Definitive has been able to sell beyond life sciences companies. Today, most healthcare data companies monetize from life sciences companies. This makes sense as life sciences companies have expensive, high margin products and thus a high willingness to pay for products that can increase sales. But life sciences revenue is only 48% of Definitive’s sales. Other companies selling into healthcare clearly want tools to more effectively segment customers, build their ROI story and increase sales efficiency. Healthcare data companies that can serve these segments have a massive opportunity to increase their Total Addressable Market.

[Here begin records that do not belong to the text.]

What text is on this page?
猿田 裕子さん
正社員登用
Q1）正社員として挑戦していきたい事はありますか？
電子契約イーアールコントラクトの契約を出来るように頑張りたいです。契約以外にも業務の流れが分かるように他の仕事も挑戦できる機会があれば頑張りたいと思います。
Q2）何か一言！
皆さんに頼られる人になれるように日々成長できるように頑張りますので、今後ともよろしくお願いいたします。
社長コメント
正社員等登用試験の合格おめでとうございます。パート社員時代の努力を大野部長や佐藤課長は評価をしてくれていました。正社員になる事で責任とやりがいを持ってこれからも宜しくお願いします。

Another part of what makes Definitive and other healthcare data businesses attractive is account expansion through selling further modules. As the healthcare analytics market grows 22% annually it seems many new use cases are being enabled across end customers. Definitive offers 13 modules and has been able to reach 125% Net Revenue Retention for its enterprise customers. Many of its modules have been enabled through acquisitions. A consolidation of companies in the space makes tremendous sense given similar go-to-markets and winners in the space will likely offer a similar amount of modules beyond their initial wedge.
Definitive has clearly built an impressive business. A big congratulations to the team on the IPO milestone! It will be interesting to see how consolidation and competition continues to play out in the healthcare data space going forward.